Meu Deus! Ela ronca!

Meu Deus! Ela ronca!

                                                              

Acordei durante a madrugada e, na semi-escuridão do quarto, ecoava estridente aquele som que interrompera meu sono.  Ainda zonzo, demorei a identificar o que seria. 

Imaginei, no primeiro átimo de tempo, que aquilo viesse da tevê ligada, onde algum filme “B” exibisse horrendas criaturas mutantes. Mas não era!  Àquela altura, o televisor despejava um pastor ensandecido que expulsava demônios de créus espectadores que, certamente, deveriam estar ligados àquele culto eletrônico sustentado noite adentro.  Mesmo isso, não seria capaz de me acordar, mas aquele ruído incomum o foi e, assim, passadas frações de segundos, desde que despertei de meu sono, enfim, identifiquei a origem de meu flagelo auditivo.

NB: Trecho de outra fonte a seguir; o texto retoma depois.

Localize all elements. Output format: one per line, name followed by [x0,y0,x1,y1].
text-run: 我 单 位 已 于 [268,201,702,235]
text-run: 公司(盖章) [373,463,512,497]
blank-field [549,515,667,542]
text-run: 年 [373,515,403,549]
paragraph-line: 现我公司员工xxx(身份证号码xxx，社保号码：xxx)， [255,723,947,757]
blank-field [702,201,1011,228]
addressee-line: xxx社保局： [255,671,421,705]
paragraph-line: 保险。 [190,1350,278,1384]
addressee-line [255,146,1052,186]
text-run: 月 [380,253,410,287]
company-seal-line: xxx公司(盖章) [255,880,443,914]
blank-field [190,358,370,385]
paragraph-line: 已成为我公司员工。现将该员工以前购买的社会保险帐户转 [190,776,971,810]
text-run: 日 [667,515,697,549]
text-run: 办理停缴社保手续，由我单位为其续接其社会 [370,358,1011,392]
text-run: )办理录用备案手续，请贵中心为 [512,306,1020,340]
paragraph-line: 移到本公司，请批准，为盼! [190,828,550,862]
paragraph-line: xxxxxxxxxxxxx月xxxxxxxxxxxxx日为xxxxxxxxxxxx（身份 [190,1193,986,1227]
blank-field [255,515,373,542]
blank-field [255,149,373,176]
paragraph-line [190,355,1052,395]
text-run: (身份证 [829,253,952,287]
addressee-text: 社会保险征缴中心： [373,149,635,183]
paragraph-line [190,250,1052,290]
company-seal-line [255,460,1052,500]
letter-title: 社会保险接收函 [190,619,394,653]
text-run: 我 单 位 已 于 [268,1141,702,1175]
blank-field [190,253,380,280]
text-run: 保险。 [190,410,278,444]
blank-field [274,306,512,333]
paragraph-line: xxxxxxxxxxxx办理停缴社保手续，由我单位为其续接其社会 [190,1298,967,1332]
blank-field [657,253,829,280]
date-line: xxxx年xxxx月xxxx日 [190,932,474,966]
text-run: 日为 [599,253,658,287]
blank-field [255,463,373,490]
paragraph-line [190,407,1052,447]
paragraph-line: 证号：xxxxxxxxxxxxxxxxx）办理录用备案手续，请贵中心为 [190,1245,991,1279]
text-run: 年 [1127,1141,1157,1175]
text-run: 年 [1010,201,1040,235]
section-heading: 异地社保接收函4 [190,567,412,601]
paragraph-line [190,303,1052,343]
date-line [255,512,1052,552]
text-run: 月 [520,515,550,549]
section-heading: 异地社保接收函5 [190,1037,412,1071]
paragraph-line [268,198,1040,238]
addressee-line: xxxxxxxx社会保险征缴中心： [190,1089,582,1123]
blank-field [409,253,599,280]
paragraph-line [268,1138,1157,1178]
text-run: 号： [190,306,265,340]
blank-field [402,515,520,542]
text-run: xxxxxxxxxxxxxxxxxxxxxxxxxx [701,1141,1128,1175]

Era ela, que estava ali, dormindo a meu lado e, pasmado, exclamei mentalmente: “Meu Deus! Ela ronca!”.  Só então lembrei-me que minha cama, habituada a acolher somente a mim, tinha, hoje, uma “convidada” a me fazer companhia.  “Meu Deus! E ela ronca!”. 

De repente lembrei-me do ocorrido desde poucas horas antes, onde nos encontramos, nos cooptamos mutuamente e, enfim, chegamos às famosas vias de fato.  Inevitável, naquele momento, perceber que o encanto original estivesse razoavelmente abalado porque, enfim, ela ronca. “Meu Deus! Ela ronca!”.  Logo, aquilo que poderia se transformar numa decepção, na verdade, foi racionalizado rapidamente.  Afinal, todos somos humanos e ninguém está livre das idiossincrasias e reações que nos afetam comezinhamente.  Certamente, em outras oportunidades, outros tantos sons deveriam existir e eu, compulsoriamente relutante, me esforçava para ver isso como algo natural.

“Meu Deus! Ela ronca!” Passados alguns instantes meus olhos já se adaptavam à luminosidade do ambiente e, recém despertos de sono profundo, agora já podiam divisar, entre luzes e sombras, o que de relevante se apresentava no ambiente.  Nesse contexto, vislumbrei ali, a meu lado, aquele corpo feminino, nu e gostosamente largado em descanso repousante.  Fitei as curvas, revivi a consistência das formas, a umidade da pele e o sabor da volúpia. 

Olhei para suas feições enquanto dormia e, de lábios semicerrados, ela parecia sorrir.  Parecia um sorriso de satisfação.  Em função disso, foi inevitável que eu complementasse minha exclamação: “Meu Deus! Ela ronca!... Que charme isso! Não?”